Kalayaan zauważył ich dopiero, gdy wkroczyli między budynki, prowadząc wyraźnie ranną dziewczynę.
Mruk chrząknął, widząc tę scenę, a potem rozejrzał się dokładniej, odnajdując strzałkę narysowaną na ziemi. Jego pierwsze słowa miała usłyszeć tylko Kornik.
- Lubią nas tak jak my ich, że tak się im spieszyło? Jak na osoby, które mają nadzieję dogonić właściciela śladów to mnóstwo czasu spędzili na dyskusji.
Ostatecznie wzruszył ramionami i podkuśtykał do Kala, poważniejąc zupełnie.
- Widzę, że udało ci się ich przekonać. Albo ktoś inny to zrobił. Odkryliśmy, że zamek lokalnego lorda jest tylko kilka godzin stąd, a tę tutaj Lenę próbował zabić jeden z duchów, co potwierdza też przyczynę śmierci tych biedaków tutaj. Moim zdaniem nie ma co iść do tej osady. Widziałem jak wcześniej pomagałeś Ishy, czy mógłbyś zrobić też coś dla mnie, czy tej dziewczyny? Inaczej będziemy cholernie powolni.
-Nic z tego - odpowiedział najpierw na ostatnie pytanie, bezradnie rozkładając dłonie. -Może Ivor będzie wam w stanie pomóc, ale musielibyście go najpierw dogonić. Ruszył z resztą do wioski, razem z dwójką miejscowych, która się napatoczyła i małym... - zawiesił na chwilę głos. -Dlaczego jej nie zabił? - zapytał nagle wskazując ranną.

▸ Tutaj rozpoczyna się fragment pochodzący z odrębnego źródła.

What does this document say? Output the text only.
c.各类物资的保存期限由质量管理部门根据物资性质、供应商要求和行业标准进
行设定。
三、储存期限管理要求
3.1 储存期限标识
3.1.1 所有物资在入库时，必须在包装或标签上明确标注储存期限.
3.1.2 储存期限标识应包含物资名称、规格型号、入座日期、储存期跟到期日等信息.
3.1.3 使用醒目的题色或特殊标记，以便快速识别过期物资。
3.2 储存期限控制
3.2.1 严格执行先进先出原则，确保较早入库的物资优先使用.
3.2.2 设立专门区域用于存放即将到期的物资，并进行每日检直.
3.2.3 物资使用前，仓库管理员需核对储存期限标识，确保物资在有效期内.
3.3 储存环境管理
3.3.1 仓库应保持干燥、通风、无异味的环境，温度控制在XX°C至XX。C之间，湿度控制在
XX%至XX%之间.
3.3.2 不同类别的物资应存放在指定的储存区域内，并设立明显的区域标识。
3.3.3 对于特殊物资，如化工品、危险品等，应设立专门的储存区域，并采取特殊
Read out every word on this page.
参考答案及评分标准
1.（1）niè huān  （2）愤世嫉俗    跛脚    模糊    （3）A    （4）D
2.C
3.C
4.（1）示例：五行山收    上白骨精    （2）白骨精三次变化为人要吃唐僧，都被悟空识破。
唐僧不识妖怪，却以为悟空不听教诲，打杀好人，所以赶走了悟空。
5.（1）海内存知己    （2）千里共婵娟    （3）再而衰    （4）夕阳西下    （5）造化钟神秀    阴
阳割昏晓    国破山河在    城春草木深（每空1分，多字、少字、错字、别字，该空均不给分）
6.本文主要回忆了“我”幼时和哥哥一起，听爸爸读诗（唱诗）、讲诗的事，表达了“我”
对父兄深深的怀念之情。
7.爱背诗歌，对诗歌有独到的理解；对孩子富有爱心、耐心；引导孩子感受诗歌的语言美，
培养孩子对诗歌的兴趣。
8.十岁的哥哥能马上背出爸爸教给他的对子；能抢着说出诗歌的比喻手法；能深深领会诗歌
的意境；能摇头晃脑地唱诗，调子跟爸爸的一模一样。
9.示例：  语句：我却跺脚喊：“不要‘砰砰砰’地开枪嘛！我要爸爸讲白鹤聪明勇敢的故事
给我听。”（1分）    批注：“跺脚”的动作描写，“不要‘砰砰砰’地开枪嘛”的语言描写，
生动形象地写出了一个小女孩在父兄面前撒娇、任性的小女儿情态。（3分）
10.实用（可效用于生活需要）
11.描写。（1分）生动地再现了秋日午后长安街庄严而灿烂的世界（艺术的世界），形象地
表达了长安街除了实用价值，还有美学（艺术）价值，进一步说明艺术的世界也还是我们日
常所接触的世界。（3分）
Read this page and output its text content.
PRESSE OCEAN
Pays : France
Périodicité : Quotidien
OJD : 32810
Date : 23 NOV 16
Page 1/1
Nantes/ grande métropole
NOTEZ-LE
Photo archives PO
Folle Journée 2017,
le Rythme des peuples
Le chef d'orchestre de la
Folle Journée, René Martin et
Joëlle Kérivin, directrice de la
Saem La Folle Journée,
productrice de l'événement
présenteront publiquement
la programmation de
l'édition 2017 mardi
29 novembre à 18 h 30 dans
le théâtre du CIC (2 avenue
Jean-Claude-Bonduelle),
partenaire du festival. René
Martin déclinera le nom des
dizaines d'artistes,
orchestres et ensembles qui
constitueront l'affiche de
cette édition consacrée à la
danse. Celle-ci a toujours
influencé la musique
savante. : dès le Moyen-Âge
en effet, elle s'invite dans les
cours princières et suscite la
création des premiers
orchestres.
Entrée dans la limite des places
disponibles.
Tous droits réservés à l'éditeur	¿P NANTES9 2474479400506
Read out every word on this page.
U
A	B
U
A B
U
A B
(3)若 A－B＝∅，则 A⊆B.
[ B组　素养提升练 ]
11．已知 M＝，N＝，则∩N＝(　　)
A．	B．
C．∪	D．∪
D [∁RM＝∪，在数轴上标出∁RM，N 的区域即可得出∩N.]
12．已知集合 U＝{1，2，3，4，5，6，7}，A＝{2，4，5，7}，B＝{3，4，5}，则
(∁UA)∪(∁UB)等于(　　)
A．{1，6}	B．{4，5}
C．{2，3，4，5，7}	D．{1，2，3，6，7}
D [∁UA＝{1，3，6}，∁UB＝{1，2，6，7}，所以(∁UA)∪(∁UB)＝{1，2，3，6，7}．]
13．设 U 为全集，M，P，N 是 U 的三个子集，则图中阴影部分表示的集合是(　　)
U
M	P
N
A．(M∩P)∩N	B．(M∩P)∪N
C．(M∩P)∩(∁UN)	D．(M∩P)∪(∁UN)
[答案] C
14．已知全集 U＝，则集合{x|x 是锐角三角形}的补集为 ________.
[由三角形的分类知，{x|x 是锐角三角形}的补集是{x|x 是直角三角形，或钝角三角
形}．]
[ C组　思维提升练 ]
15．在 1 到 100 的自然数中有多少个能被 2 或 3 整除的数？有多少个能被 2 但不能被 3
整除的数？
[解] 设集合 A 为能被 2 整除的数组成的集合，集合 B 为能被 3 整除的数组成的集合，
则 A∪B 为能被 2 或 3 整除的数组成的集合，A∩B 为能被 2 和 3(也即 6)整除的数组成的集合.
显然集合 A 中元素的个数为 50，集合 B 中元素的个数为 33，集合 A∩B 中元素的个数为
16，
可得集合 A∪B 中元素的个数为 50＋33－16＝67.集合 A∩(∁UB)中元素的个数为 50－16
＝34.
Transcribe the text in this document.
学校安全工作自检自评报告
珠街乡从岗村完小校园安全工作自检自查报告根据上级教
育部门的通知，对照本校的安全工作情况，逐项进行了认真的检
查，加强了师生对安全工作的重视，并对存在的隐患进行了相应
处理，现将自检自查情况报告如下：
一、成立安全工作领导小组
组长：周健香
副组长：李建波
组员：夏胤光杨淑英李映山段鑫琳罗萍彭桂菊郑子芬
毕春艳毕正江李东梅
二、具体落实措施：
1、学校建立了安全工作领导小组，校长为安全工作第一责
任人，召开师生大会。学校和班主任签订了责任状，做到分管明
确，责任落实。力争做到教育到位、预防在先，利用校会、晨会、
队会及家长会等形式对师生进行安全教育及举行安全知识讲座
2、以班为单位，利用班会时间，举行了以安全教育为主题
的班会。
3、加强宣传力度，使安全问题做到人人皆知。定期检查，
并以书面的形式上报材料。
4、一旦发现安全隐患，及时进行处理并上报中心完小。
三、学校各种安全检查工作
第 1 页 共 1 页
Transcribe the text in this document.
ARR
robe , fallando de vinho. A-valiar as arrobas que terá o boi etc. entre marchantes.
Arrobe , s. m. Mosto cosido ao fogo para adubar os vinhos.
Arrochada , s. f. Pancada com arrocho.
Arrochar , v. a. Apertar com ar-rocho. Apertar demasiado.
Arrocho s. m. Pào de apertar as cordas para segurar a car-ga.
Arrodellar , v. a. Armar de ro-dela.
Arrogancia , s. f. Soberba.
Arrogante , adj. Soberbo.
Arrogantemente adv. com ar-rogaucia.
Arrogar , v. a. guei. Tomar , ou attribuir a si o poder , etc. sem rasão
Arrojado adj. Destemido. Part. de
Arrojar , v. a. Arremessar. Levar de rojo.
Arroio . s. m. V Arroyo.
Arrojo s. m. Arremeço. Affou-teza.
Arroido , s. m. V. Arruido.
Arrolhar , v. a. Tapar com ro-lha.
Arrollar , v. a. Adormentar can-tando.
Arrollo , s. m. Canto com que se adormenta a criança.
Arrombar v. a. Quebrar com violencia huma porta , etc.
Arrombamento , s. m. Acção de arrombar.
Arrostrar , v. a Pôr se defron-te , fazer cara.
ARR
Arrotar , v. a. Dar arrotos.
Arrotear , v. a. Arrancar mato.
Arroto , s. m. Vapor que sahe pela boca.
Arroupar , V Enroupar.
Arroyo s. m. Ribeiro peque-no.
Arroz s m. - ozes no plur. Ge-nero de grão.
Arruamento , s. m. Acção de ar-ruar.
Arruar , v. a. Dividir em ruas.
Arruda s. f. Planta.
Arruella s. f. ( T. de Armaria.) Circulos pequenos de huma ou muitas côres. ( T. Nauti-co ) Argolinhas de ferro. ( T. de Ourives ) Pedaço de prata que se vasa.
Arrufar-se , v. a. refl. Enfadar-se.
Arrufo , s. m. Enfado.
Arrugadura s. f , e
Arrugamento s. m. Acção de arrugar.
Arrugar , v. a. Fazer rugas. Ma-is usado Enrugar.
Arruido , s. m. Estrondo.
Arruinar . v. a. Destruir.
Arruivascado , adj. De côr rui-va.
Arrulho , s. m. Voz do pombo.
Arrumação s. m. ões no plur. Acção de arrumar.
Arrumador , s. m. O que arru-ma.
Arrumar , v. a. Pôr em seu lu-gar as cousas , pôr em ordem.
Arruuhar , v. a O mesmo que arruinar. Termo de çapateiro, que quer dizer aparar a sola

Mruk wzruszył ramionami, wypowiadając słowa z dużą pewnością.
- Zapewne nie zdążył, była ledwo żywa, gdy tam dotarliśmy. Zdaje się, że te duchy lubią zadawać ból, nie tylko samą śmierć.
Westchnął i usiadł, sprawdzając swoje udo. Zdecydowanie musiał poprawić opatrunek i zaszyć ranę, ale sam średnio się na tym znał.
- Skoro nie ma co liczyć na pomoc niezwykłej natury, to może ktoś zna się chociaż na szyciu?
-W chatach są koszule i spódnice, można je podrzeć na bandaże. Jeśli faktycznie jest bardzo ranna, został blat stołu na nosze - więcej Kal pomóc nie mógł, przynajmniej na dziś.
Mruk pokrecił głową.
- Wlałem w nią miksturę, jedną z tych co znalazłem jeszcze na plaży, więc sytuacja jest opanowana z tego jak pozwala ocenić moja wiedza. Ale mnie i tak nie ciągnie tam do wioski, Ivor zużył sporo modlitw po walce z Nil’ongiem więc na niego także nie liczę. Lepiej poszukam czegoś w tym domu.
Wstał i pokuśtykał do środka, licząc przynajmniej na jakieś zioła, które mogłyby przyspieszyć gojenie się ran. Te przynajmniej były czyste, zadane czymś nie do końca materialnym, więc nie powinno być problemów z gojeniem.